Salary for epidemiologists can vary. Epidemiologists may decide to work for state and local governments. These professionals earned on average $63,000. Some choose to go into research and development, working for major research institutions. Professionals who work in these facilities earned on average $100,000 annually. The venue in which a person works can be a big determining factor in how much salary is offered. Additional years of experience and education can increase salary.
Average Epidemiologist Annual Salary
The average annual salary for epidemiologists is $76,230 a year. Salaries start at $42,810 a year and go up to $113,560 a year.
Average Epidemiologist Hourly Wage
The average hourly wage for a epidemiologist is $36.65. Hourly wages are between $20.58 and $54.60 an hour.
Stats were based out of 6,870 employed epidemiologists in the United States.

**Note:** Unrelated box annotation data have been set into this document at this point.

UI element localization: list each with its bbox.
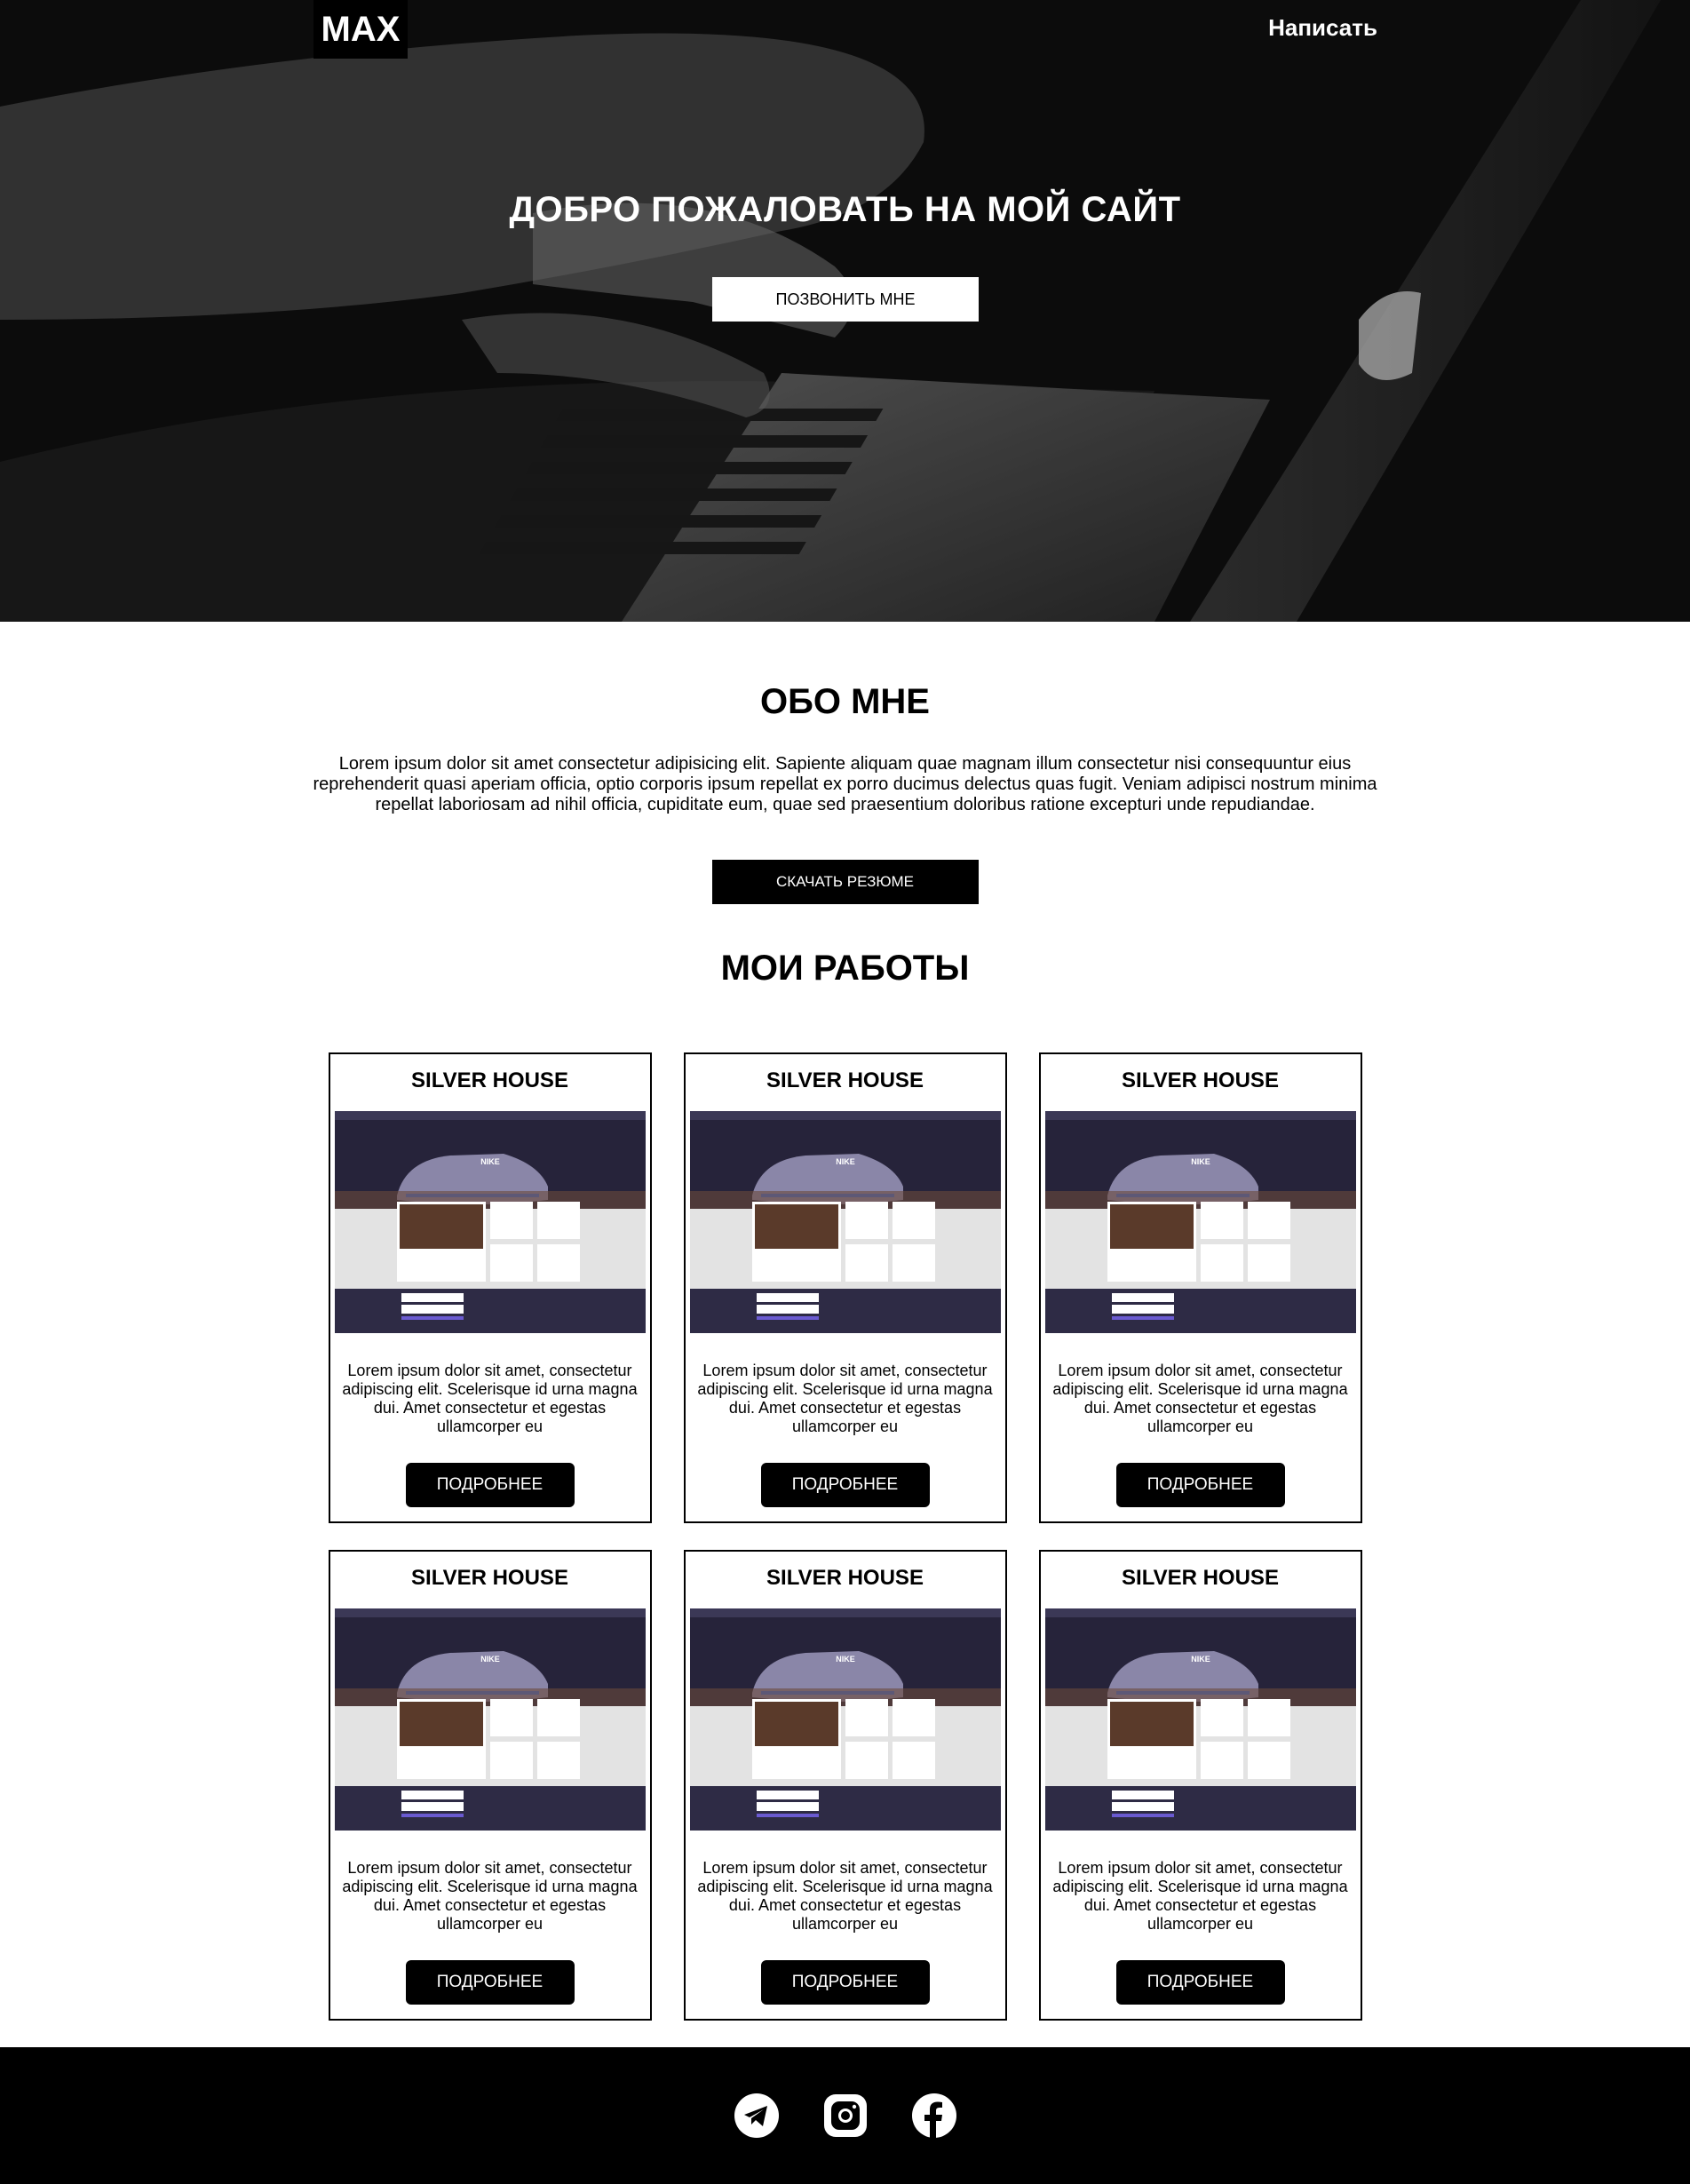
work-card-text: Lorem ipsum dolor sit amet, consectetur … (1052, 1859, 1348, 1933)
about-title: ОБО МНЕ (760, 682, 930, 721)
details-button[interactable]: ПОДРОБНЕЕ (760, 1960, 930, 2005)
svg-text:NIKE: NIKE (1191, 1655, 1210, 1664)
work-thumbnail-image: NIKE (334, 1608, 646, 1831)
work-card: SILVER HOUSE NIKE Lorem ipsum dolor sit … (683, 1052, 1007, 1523)
work-card: SILVER HOUSE NIKE Lorem ipsum dolor sit … (1038, 1052, 1362, 1523)
work-card: SILVER HOUSE NIKE Lorem ipsum dolor sit … (328, 1052, 652, 1523)
facebook-icon[interactable] (911, 2093, 956, 2138)
details-button[interactable]: ПОДРОБНЕЕ (1115, 1463, 1285, 1507)
hero-title: ДОБРО ПОЖАЛОВАТЬ НА МОЙ САЙТ (509, 190, 1181, 229)
work-card: SILVER HOUSE NIKE Lorem ipsum dolor sit … (328, 1550, 652, 2021)
about-text: Lorem ipsum dolor sit amet consectetur a… (313, 754, 1377, 814)
work-card-title: SILVER HOUSE (766, 1566, 924, 1590)
details-button[interactable]: ПОДРОБНЕЕ (760, 1463, 930, 1507)
site-logo[interactable]: MAX (313, 0, 408, 59)
details-button[interactable]: ПОДРОБНЕЕ (405, 1463, 575, 1507)
work-card-title: SILVER HOUSE (1122, 1068, 1279, 1092)
work-card-text: Lorem ipsum dolor sit amet, consectetur … (342, 1362, 638, 1435)
work-thumbnail-image: NIKE (689, 1111, 1001, 1333)
telegram-icon[interactable] (734, 2093, 779, 2138)
svg-text:NIKE: NIKE (836, 1157, 855, 1166)
details-button[interactable]: ПОДРОБНЕЕ (1115, 1960, 1285, 2005)
work-thumbnail-image: NIKE (1044, 1111, 1356, 1333)
works-grid: SILVER HOUSE NIKE Lorem ipsum dolor sit … (313, 1052, 1378, 2021)
work-card-title: SILVER HOUSE (411, 1566, 568, 1590)
work-card-title: SILVER HOUSE (411, 1068, 568, 1092)
svg-text:NIKE: NIKE (480, 1157, 500, 1166)
write-link[interactable]: Написать (1268, 14, 1377, 42)
svg-text:NIKE: NIKE (480, 1655, 500, 1664)
top-navigation: MAX Написать (0, 0, 1690, 59)
works-title: МОИ РАБОТЫ (720, 949, 970, 988)
svg-text:NIKE: NIKE (1191, 1157, 1210, 1166)
work-thumbnail-image: NIKE (1044, 1608, 1356, 1831)
download-resume-button[interactable]: СКАЧАТЬ РЕЗЮМЕ (711, 860, 979, 904)
svg-text:NIKE: NIKE (836, 1655, 855, 1664)
work-card-title: SILVER HOUSE (1122, 1566, 1279, 1590)
work-card-text: Lorem ipsum dolor sit amet, consectetur … (697, 1859, 993, 1933)
footer (0, 2047, 1690, 2184)
call-me-button[interactable]: ПОЗВОНИТЬ МНЕ (712, 277, 979, 322)
work-card-text: Lorem ipsum dolor sit amet, consectetur … (697, 1362, 993, 1435)
details-button[interactable]: ПОДРОБНЕЕ (405, 1960, 575, 2005)
work-card-title: SILVER HOUSE (766, 1068, 924, 1092)
hero-section: MAX Написать ДОБРО ПОЖАЛОВАТЬ НА МОЙ САЙ… (0, 0, 1690, 622)
instagram-icon[interactable] (823, 2093, 868, 2138)
work-card: SILVER HOUSE NIKE Lorem ipsum dolor sit … (1038, 1550, 1362, 2021)
work-card-text: Lorem ipsum dolor sit amet, consectetur … (342, 1859, 638, 1933)
work-card-text: Lorem ipsum dolor sit amet, consectetur … (1052, 1362, 1348, 1435)
work-card: SILVER HOUSE NIKE Lorem ipsum dolor sit … (683, 1550, 1007, 2021)
work-thumbnail-image: NIKE (334, 1111, 646, 1333)
work-thumbnail-image: NIKE (689, 1608, 1001, 1831)
about-section: ОБО МНЕ Lorem ipsum dolor sit amet conse… (0, 622, 1690, 989)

Highest Paying States For Epidemiologists
1.District of Columbia$54.11 / hr$112,550 / yr
2.New Jersey$49.78 / hr$103,540 / yr
3.Massachusetts$49.76 / hr$103,510 / yr
4.California$46.93 / hr$97,600 / yr
5.Washington$44.97 / hr$93,530 / yr
Top Paying Cities For Epidemiologists
1.Silver Spring, MD$54.33 / hr$113,000 / yr
2.San Francisco, CA$50.34 / hr$104,700 / yr
3.Durham, NC$49.94 / hr$103,870 / yr
4.Boston, MA$49.84 / hr$103,660 / yr
5.Oakland, CA$49.17 / hr$102,270 / yr
Data provided by the Bureau of Labor Statistics (BLS).
Epidemiologist Career Outlook
Employment for epidemiologists is set to increase by 6 percent from 2014 to 2024. This is about average compared to other occupations.
Science will always be a field that is needed and invested in. Interest in public health has been increasing steadily. State and local governments are adding jobs in this field, due to the increased need for qualified professionals. This is a diverse field and there are many specialties available. There may be competition depending on which specialty a person wants to go into. Advanced education will help a person become more competitive in their field and open a person up for more job opportunities.
If you are interested in becoming an epidemiologist, read below for more information.
Step 1: Undergraduate education. You will need a bachelor’s degree to become an epidemiologist. Choose from programs such as public health, biology, health sciences, chemistry, or other related fields. Any classes in science and math will help give you a solid background. You will take classes and learn more about this field, and whether it is a good fit for you. It takes four years to receive a bachelor’s degree.
Step 2: Graduate education. In order to become an epidemiologist, you must have a master’s degree. There are many universities which offer a Master’s in Public Health (MPH). Research universities which are known for their MPH programs, apply, and enroll. There are also some schools that offer programs in epidemiology. During your program, you will be able to conduct research within epidemiology. You will be required to complete a practicum or an internship in your field. A master’s of public health can be completed within one year.
Step 3: Consider medical school. Many epidemiologists choose to go to medical school, and vice versa. Medical school can give you a solid background in the public health sector, and also make you more competitive to receiving job opportunities.
Step 4: Choose a specialty. There are many specialties within the field of epidemiology. As an epidemiologist, you can specialize in infectious diseases, emergency response, pediatrics, environmental science and health, chronic illnesses, injuries, occupational health, oral health, and more. Choose a specialty that you are passionate about and want to delve deeply into.